The Vedanta is then seen to be based upon the fundamental thought that there exists but One Reality, and that, consequently, all else that seems to exist is but maya or illusion. This One reality is called “Brahman” or “That,” the latter term being applied by some of its philosophers who hold that no name should be applied to the Nameless One. Brahman is held to be “beyond qualities or attributes; beyond subject or object; the efficient cause of the universe in its mental and material appearance; creator and created; doer and deed; cause and effect; self-existent; absolute; infinite; eternal; indivisible and immutable; all that is, ever has been, or ever will be.” Max Muller states the Vedanta philosophy in a nutshell when he says: “ In one-half verse I shall tell you what has been taught in thousands of volumes: Brahman is true, the world is false; the soul is Brahman and nothing else .”

“The Vedantist holds that there being but One, and that one being Brahman, there can be nothing else than Brahman; hence, the phenomenal universe, including the idea of individual souls, is mere maya or illusion; the universe being but an idea in the mind of Brahman —a mere reverie, meditation, or daydream of the Absolute One.

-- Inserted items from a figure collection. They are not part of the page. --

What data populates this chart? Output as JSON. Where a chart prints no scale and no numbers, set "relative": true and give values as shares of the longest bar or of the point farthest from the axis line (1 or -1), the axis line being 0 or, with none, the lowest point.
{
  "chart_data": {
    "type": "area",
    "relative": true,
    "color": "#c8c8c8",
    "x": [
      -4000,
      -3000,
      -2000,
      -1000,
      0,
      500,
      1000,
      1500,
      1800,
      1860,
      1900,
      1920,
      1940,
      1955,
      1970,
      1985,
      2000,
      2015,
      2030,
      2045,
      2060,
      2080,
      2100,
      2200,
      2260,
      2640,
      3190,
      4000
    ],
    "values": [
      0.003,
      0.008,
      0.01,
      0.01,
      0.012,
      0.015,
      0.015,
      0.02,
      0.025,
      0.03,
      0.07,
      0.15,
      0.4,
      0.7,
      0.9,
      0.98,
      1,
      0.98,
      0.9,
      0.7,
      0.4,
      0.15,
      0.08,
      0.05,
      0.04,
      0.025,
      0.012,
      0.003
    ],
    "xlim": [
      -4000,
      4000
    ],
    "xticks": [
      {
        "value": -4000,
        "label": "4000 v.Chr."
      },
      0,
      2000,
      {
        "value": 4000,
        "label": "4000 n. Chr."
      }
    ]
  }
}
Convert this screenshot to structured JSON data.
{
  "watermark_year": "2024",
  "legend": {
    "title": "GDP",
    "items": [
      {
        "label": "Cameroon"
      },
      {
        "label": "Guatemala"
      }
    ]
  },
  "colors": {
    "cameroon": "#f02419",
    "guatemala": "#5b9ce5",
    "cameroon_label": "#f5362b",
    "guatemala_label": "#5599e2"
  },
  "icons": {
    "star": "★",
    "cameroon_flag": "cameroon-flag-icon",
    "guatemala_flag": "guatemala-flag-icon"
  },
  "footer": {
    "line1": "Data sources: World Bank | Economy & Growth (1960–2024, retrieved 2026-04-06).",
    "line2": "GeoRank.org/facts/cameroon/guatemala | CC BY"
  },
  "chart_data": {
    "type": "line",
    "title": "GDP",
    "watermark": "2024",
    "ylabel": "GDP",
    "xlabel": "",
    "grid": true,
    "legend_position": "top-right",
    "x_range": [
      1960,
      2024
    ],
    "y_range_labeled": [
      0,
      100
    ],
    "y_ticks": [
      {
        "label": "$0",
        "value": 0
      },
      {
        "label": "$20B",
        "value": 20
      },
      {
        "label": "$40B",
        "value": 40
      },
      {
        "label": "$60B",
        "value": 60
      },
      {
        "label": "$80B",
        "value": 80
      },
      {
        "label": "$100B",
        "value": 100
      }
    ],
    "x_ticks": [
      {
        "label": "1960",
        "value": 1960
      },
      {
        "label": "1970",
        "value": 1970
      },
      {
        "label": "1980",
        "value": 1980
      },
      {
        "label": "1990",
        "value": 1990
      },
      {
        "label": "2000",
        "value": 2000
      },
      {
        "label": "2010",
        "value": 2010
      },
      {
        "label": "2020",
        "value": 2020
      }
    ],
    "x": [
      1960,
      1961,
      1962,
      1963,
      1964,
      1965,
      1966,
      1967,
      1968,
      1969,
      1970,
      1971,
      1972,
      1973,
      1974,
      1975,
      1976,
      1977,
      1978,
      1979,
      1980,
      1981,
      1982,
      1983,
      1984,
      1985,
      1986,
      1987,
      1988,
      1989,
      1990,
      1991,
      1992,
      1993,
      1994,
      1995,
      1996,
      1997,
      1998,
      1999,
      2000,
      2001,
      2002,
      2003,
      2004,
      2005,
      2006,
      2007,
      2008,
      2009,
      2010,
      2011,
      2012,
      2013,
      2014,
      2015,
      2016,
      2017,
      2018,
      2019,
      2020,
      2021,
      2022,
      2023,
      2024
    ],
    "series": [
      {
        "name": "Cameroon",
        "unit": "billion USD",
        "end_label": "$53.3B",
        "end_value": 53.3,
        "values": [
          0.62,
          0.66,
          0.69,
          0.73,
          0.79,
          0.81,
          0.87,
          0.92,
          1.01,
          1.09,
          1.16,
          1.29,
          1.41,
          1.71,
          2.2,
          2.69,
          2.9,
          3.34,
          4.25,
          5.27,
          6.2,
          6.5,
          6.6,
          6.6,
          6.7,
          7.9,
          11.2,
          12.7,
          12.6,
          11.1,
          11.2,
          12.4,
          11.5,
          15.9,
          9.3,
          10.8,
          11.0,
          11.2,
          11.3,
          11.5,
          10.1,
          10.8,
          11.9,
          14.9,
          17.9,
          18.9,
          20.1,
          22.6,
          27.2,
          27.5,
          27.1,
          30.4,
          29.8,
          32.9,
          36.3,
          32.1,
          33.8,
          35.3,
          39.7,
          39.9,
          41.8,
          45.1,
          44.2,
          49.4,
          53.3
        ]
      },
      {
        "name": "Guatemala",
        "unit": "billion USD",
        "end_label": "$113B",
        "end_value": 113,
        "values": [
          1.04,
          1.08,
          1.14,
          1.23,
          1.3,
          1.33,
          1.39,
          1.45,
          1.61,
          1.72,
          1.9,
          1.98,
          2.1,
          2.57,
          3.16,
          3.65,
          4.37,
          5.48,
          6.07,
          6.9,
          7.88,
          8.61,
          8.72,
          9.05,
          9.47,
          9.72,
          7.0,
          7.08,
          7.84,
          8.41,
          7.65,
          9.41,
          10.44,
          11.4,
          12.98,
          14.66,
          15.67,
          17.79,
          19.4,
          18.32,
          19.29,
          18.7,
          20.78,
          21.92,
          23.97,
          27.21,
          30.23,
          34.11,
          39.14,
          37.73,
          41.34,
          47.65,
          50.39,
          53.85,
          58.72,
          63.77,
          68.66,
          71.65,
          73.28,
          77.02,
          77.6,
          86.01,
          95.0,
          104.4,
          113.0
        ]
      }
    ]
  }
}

This then is the essence of the Vedanta, the remainder of the teachings being but an attempt to work out the how of the manifestation of the illusory universe which arises from “Maya, the inexplicable illusion, self-imagined, that is illusorily overspread upon Brahman.” It is taught that “the total period of the creation, existence, and death of the universe is but as the twinkle of an eye to Brahm.”

The position of Christian Science is that the Divine Mind images and idealizes only the things and qualities which, like itself, are pure and perfect; and that therefore all that is not pure and perfect cannot be the idea of the Divine Mind, but must, on the contrary, be the product of “mortal mind” and, therefore, must be unreal, untrue, illusion, error, lies. This position is also taken by many of the independent metaphysical cults of the day, who have come under the influence of the Christian Science teachings, and who have appropriated some of its fundamental ideas. But differ as may the modern schools, their fundamental premise is that “All is Mind,” and when they so assert they place themselves in the direct line of inheritance with the teachings of the Vedanta and the still older schools of Hindu thought from which the Vedanta itself sprang. Idealistic Monism is older than recorded Hindu history, and undoubtedly had its origin among the earliest races on earth, the names and histories of which have passed from human memory. These “newest” thoughts of the so-called “New Thought” of the day are in reality the very oldest thoughts of the race . Verily, “there is nothing new under the sun.”